Louis Lacombe, photo by Étienne Carjat, ca. 1880, Bibliothèque nationale de France.
Louis Lacombe, (incorrectly stated as age 10 instead of age 12) in 1831, upon winning first prize for piano at the École Royale de Musique.

Pierre Louis Trouillon-Lacombe (26 November 1818 – 30 September 1884) was a French pianist and composer.[1]

Biography

Lacombe was born in Bourges (Cher), the brother of composer Felicita Casella. He showed unusual musical abilities at very young age and was soon hailed as a child prodigy. He studied piano at the Paris Conservatoire from 1829 to 1832 with Pierre Zimmerman and won first prize in piano performance at age 12 in 1831. He began touring Western Europe after leaving the Conservatoire, and in 1834 studied composition in Vienna with Carl Czerny as well as theory with Ignaz von Seyfried and Simon Sechter. At the end of the decade, he settled in Paris and married his first wife; his second wife, Andrea Lacombe (née Favel), whom he married in 1869, was a singer.

In Paris, Lacombe initially established himself as a virtuoso pianist, increasingly dedicating himself to composition and music criticism (his essays were partly reprinted in a posthumous collection, Philosophie et musique, 1896).

Lacombe's first published works include a piano quintet, a trio, and some piano pieces. He wrote a number of dramatic symphonies with soloist and choir, and his cantata, Sapho, was performed at the Paris Exposition Universelle (1878).

He wrote several operas, but only two were performed in his lifetime. La Madone was a modern composition with musical continuity through each act, elaborate orchestration, and only a small amount of spoken dialogue. However, the opening night response was described as lukewarm. Madame Boniface, a two-act comic piece, was performed in 1883, late in his life. Perhaps his finest work is Winkelried (1892), a four-act grand opera that premiered posthumously. Steven Huebner, writing in Grove, states "musically the score is worth more recognition than it has received. It betrays none of the influence of Gounod seen in so many French operas of the period. Though it is conservative in form, the orchestration and harmonic style are rich (...) Stirring homorhythmic choruses make Winkelried a fine vehicle for Swiss patriotic sentiment".

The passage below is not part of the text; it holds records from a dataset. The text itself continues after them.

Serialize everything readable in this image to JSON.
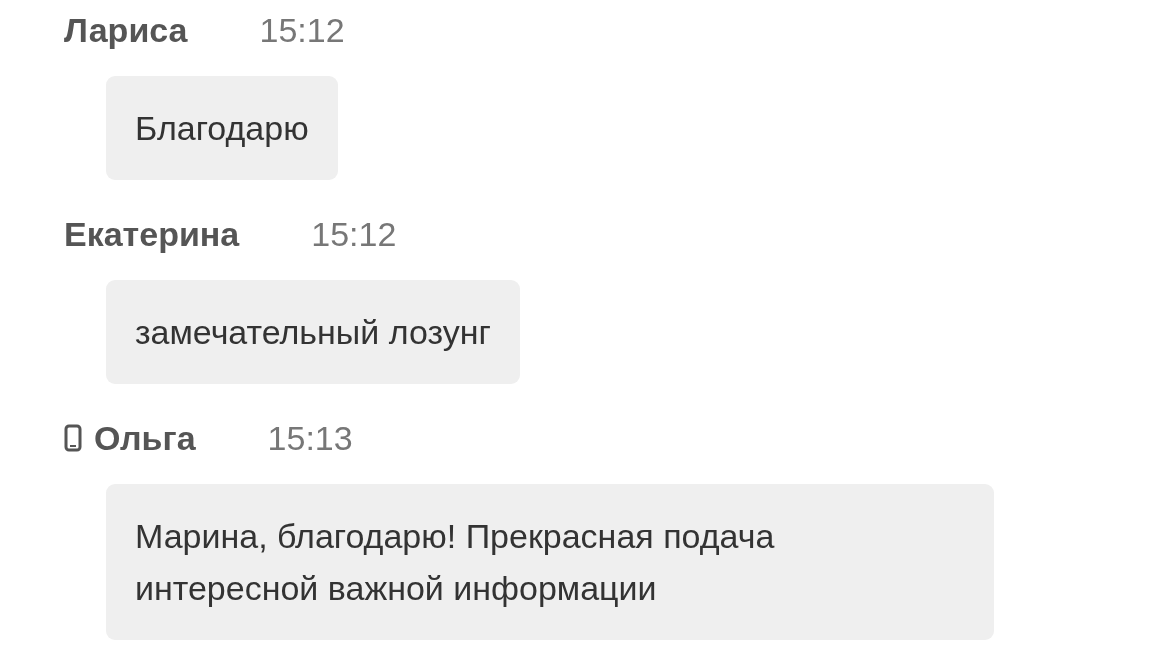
{
  "messages": [
    {
      "author": "Лариса",
      "time": "15:12",
      "mobile": false,
      "text": "Благодарю"
    },
    {
      "author": "Екатерина",
      "time": "15:12",
      "mobile": false,
      "text": "замечательный лозунг"
    },
    {
      "author": "Ольга",
      "time": "15:13",
      "mobile": true,
      "text": "Марина, благодарю! Прекрасная подача интересной важной информации"
    }
  ]
}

Lacombe died in Saint-Vaast-la-Hougue, a small town located on the English Channel, at age 65.

Operas

  • La Madone, opéra comique, 1 act (P. F. de Carmouche), f.p. 16 January 1861, Théâtre Lyrique, Paris.
  • Winkelried, opéra, 4 acts (L. Bonnemère & Moreau-Sainti), ms. 1876–1881, f.p. 17 February 1892, Grand Théâtre, Geneva.
  • Madame Boniface, opéra, 3 acts (E. Dupré & Clairville), f.p. autumn 1883, Théâtre Bouffes-Parisiens, Paris.
  • Le Tonnelier de Nuremberg, opéra-comique, 2 acts Charles-Louis-Etienne Nuitter, after E.T.A. Hoffmann) in German as: Meister Martin und seine Gesellen, f.p. 7 March 1897, Koblenz.
  • Le Corrigane, ou La Reine des eaux, opéra, 3 acts (Nuitter), in German as: Die Korrigane, f.p. 14 March 1901, Sondershausen.
  • Le Festin de pierre, comic opera, 1 act (Clairville), in German as: Der Kreuzritter, f.p. 21 March 1902, Sondershausen.

Bibliography

  1. Meyerbeer 1853-1855 2002 Page 752 Giacomo Meyerbeer, Folkart Wittekind, Sabine Henze-Daring - 2002 "M. Lacombe: Der Pianist und Komponist Pierre Louis Trouillon-Lacombe (*26. XL 1818 Bourges, 30. IX. 1884 St. Vaast la Hougue) begab sich nach seinem Studium am Pariser Conservatoire unter anderem bei Zimmermann"
  • Sadie, Stanley, ed. (1994) [1992]. The New Grove Dictionary of Opera. vol. 2, E-Lom, chpt: "Lacombe [Trouillon-Lacombe], Louis" by Steven Huebner. New York: MacMillan. ISBN 0-935859-92-6.